After that, she recounted a tale from six years ago — the same year as her last XRIJF appearance, and what she called “the golden year”– about her creating the score for a silent 1928 art film, “The Patsy,” featuring Marion Davies. She described the movie as a story that “questions what it means to be a beautiful woman,” by depicting Davies’s character as flawed but charming. She wrote a song based on the movie, “Not My Kind of Girl,” and related the song to herself, describing a slew of self-induced injuries she incurred when she was young that her parents dubbed “Gwyn-juries,” and dedicated the song to the “klutzes and oddball” women. Opening with just vocals and piano, the song moves into jazzier territory towards the end, but during the bridge, Herbert breaks out the french horn with another iteration of the melody with superb sound.
Another song from “Ghosts” was next, a tribute to poet and lyricist Fran Landesman called “Put Your Mouth Where Your Money Is.” Landesman had actually heard of the song and traveled to see Herbert play it, and before Herbert came on, Landesman pulled her aside said, “this is my one outing of the year, so you better not @#$% it up!” Herbert recounted the tale for us, Landesman’s New York Jewish accent included. A sassy song that truly captured the spirit of Landesman, Herbert’s grit and sassy moves entertained thoroughly.
Then began the “compulsory audience participation,” Herbert, warning us that she would have Steve the sound guy throw us out if we didn’t participate.
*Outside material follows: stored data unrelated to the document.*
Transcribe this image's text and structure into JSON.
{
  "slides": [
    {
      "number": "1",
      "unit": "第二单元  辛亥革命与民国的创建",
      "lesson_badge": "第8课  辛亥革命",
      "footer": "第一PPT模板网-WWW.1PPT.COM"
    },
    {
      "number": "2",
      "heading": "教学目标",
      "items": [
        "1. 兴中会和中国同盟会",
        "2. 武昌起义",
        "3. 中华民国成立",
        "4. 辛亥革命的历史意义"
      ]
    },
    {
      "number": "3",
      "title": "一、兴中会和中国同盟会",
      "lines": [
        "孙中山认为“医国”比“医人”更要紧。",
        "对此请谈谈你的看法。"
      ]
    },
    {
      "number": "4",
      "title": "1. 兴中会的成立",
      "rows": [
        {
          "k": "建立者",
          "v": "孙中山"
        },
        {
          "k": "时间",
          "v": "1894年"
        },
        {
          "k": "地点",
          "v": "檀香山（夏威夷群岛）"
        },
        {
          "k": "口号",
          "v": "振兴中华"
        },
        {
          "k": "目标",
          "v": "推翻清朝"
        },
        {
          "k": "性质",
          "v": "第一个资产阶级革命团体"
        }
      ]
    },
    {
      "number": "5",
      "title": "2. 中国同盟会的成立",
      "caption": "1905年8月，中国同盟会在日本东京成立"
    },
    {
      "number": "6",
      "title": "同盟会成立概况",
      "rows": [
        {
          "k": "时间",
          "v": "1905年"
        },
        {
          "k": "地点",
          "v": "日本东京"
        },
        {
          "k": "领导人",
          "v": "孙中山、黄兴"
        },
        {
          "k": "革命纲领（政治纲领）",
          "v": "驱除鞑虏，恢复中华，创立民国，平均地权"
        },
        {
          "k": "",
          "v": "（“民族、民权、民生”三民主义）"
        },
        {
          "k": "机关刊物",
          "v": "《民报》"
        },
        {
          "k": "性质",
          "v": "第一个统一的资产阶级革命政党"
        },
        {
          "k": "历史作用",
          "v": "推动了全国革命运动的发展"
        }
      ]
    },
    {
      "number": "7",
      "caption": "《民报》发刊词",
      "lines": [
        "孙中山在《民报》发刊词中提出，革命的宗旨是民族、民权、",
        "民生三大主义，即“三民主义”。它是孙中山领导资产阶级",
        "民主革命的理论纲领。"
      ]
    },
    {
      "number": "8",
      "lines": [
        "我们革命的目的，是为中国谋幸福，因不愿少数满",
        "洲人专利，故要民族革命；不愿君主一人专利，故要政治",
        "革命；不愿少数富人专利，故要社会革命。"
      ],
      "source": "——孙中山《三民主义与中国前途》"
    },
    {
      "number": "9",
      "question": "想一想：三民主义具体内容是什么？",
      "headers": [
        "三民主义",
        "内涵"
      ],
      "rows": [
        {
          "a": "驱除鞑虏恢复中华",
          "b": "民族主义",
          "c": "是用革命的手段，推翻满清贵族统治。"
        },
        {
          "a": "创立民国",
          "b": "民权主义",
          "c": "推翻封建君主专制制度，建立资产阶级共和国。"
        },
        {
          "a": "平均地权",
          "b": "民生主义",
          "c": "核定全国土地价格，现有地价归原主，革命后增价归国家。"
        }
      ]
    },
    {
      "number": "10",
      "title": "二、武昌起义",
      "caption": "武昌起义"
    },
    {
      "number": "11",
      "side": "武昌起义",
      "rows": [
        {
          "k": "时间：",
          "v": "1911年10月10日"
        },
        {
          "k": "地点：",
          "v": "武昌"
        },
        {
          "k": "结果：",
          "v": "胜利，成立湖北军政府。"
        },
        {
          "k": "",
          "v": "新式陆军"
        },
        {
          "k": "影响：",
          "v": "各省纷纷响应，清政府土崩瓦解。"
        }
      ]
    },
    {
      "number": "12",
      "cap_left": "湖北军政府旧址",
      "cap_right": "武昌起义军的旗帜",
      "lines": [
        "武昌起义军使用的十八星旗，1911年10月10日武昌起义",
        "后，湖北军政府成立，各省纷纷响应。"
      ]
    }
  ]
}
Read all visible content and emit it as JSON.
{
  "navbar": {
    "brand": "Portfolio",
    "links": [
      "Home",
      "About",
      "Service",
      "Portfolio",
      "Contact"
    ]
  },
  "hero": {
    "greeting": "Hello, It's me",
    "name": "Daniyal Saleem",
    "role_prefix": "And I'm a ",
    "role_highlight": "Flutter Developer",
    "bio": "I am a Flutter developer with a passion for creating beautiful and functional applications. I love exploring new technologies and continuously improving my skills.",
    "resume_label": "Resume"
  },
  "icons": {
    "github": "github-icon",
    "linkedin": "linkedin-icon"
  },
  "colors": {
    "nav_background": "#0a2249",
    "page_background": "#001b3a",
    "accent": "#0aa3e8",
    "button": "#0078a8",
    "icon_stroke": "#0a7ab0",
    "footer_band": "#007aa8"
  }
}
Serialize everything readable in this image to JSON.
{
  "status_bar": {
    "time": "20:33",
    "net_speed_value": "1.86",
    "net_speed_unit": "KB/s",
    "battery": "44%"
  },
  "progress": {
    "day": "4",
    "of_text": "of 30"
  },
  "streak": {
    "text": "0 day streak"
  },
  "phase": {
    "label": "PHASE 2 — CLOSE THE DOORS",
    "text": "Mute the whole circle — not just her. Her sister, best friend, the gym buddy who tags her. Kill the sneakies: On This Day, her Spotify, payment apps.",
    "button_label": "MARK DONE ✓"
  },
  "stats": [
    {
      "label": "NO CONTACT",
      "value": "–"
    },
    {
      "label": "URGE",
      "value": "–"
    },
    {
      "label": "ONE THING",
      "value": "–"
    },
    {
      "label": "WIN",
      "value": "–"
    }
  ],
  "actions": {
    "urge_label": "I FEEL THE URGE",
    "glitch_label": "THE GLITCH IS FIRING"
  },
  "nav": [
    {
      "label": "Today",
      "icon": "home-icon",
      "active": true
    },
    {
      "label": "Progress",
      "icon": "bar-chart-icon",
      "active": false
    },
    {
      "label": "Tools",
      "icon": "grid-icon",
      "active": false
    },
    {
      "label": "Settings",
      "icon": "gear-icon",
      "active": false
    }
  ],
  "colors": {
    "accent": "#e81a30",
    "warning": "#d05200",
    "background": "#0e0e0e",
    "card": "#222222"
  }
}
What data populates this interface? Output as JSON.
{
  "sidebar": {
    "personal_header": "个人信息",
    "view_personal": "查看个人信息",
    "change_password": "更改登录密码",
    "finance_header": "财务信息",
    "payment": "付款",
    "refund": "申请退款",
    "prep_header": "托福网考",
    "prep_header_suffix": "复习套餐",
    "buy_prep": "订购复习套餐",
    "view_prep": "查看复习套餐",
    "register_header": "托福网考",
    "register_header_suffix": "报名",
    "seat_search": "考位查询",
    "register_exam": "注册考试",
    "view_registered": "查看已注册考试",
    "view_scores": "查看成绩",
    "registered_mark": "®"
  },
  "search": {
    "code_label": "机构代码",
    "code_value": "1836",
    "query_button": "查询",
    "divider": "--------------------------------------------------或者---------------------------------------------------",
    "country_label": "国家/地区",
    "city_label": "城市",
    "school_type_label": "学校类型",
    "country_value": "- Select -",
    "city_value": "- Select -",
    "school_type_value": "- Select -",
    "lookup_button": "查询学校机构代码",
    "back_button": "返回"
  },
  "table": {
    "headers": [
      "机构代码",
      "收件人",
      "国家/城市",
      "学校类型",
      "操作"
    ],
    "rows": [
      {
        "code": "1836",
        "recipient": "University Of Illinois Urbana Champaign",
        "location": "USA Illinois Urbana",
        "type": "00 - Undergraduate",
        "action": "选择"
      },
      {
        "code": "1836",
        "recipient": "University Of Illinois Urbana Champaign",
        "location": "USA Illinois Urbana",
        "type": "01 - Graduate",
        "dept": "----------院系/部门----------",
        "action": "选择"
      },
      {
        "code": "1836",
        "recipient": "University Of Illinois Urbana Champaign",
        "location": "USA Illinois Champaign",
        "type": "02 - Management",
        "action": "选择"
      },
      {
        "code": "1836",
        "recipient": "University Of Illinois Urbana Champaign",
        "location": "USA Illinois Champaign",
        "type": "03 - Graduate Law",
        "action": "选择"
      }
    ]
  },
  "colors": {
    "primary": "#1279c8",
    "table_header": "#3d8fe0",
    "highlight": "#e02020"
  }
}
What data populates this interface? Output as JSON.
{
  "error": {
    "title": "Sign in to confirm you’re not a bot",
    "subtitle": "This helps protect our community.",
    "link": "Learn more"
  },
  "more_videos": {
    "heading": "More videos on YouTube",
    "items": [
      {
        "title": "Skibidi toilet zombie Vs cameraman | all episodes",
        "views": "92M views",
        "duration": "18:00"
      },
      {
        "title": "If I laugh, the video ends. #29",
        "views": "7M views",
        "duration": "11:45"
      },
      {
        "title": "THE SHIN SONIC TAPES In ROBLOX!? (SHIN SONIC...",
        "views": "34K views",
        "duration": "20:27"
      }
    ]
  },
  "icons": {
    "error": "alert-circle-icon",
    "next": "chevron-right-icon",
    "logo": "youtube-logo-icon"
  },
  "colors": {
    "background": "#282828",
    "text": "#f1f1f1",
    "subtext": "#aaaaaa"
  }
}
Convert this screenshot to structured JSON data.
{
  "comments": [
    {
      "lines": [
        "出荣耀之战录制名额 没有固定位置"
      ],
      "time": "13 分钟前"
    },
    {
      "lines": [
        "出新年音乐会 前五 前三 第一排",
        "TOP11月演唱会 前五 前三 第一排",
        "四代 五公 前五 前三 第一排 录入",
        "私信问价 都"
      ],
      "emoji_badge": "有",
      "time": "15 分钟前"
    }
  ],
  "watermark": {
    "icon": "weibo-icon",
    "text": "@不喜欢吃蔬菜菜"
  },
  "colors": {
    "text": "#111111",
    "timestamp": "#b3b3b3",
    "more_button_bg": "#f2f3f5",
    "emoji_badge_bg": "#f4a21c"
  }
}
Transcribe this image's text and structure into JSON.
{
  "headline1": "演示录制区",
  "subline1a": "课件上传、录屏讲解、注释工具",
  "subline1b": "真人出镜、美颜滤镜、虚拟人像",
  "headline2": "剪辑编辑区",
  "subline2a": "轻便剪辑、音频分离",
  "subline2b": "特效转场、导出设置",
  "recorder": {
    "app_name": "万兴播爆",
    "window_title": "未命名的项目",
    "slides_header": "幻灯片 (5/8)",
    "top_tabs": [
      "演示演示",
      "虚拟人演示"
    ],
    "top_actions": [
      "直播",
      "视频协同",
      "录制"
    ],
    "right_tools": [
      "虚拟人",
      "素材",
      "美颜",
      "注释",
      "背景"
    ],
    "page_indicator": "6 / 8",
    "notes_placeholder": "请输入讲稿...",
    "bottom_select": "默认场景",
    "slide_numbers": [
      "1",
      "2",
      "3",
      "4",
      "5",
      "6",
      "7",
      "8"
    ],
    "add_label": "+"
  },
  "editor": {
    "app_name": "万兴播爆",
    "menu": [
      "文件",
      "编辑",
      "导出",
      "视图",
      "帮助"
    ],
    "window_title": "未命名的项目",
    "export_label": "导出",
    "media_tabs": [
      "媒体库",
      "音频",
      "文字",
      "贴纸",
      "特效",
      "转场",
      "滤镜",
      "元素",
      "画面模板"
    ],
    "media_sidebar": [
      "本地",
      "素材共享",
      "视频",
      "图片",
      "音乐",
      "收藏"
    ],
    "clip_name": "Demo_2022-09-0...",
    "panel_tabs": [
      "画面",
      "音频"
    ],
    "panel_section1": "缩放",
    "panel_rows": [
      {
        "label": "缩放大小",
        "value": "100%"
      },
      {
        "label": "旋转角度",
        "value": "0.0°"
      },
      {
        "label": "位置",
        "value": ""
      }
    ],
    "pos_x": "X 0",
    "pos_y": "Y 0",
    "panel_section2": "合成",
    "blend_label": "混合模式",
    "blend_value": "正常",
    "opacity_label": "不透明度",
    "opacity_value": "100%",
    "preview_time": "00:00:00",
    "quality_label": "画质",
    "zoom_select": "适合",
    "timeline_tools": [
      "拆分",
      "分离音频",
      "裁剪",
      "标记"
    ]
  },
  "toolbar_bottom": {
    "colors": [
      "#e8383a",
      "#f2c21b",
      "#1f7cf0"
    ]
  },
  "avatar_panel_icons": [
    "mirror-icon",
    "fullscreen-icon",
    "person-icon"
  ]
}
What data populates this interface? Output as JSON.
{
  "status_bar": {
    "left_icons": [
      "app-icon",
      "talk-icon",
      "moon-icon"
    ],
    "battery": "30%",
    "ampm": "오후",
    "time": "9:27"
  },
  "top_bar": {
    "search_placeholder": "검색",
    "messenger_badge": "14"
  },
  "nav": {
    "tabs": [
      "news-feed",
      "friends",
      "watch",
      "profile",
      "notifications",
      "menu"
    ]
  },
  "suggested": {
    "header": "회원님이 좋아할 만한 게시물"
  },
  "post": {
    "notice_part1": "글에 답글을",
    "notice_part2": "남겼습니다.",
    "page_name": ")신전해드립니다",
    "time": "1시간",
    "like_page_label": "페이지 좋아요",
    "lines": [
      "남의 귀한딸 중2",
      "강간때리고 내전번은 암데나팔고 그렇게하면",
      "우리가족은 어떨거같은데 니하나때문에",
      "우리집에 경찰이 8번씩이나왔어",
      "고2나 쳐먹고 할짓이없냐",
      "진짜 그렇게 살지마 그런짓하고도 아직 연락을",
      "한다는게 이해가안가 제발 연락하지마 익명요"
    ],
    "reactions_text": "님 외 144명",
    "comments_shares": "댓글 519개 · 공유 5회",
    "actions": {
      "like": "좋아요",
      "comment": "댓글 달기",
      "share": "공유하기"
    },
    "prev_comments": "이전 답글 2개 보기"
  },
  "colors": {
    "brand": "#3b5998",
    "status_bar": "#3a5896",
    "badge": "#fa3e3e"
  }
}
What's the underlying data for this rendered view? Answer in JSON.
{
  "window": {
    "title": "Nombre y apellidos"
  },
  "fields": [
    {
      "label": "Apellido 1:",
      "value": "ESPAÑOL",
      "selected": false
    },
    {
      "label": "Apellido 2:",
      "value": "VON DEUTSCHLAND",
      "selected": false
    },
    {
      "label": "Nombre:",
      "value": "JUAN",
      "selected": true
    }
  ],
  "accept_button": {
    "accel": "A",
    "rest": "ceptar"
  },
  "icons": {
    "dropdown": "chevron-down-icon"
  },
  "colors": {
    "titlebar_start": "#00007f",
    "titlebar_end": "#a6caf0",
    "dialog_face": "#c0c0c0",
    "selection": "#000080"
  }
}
A song that she created for free release, “Perfect Fit,” featured a call and response chorus, with which the audience did very well, culminating in Herbert doing her lowest to sing “Gwyn and Rochester are the perfect fit.” The audience couldn’t quite get it, but thankfully Price was there to bass it out for us. Though before we sang, we voted on whether or not to rehearse the chorus or wing it, and we voted to wing it. Herbert approved but said, “let’s hope you didn’t make a terribly uninformed mistake,” referring again to Brexit.
Herbert then stepped to the piano, and told the story of “Promises,” the song that sets up the song cycle in “Sea Cabinet”: “Every day, a woman walks the beach alone, obsessively collecting every discarded and washed up object that she finds… And catalogues it like an archaeologist.” All the sounds, from the babbling piano, the soft rolling drums, and Cartwright’s melodica evoked the sea.
She then sang “Lorelei,” a song she has recorded many versions of of. This time, Cartwright was on the sax. An upbeat tune about a lonesome lover, Herbert was again explored the lives of “life’s losers.”
The highlight of the show came next, when Herbert described the song she wrote for the island of Alderney. A channel island, they were given 45 minutes to pack up before the Nazis came, and could only fill a small suitcase. When the Nazis arrived, they lived in those houses, and built giant concrete fortifications around four labor camps. When it was bombed and liberated, the citizens of Alderney returned, and in the words of French Jewish man interviewed on a TV special, to their “beautiful concrete scar.” The government of Alderney wrote Herbert an email after they heard it, and she went to the island to perform it on the anniversary of their homecoming with a choir, which included some of the survivors of the original evacuations.
After she sang the song, the audience gave a long and standing applause. Herbert would cry, and after taking a moment, she ended with “Annie’s Yellow Bag,” a fun song from “Ghosts.”
A true storyteller, it was easy to forget how talented of singer and musician she is, as her stories, lyrics, and sincerity are enthralling. Her soaring siren calls down to her contralto range with her unique take on the world captivated Rochester yet again.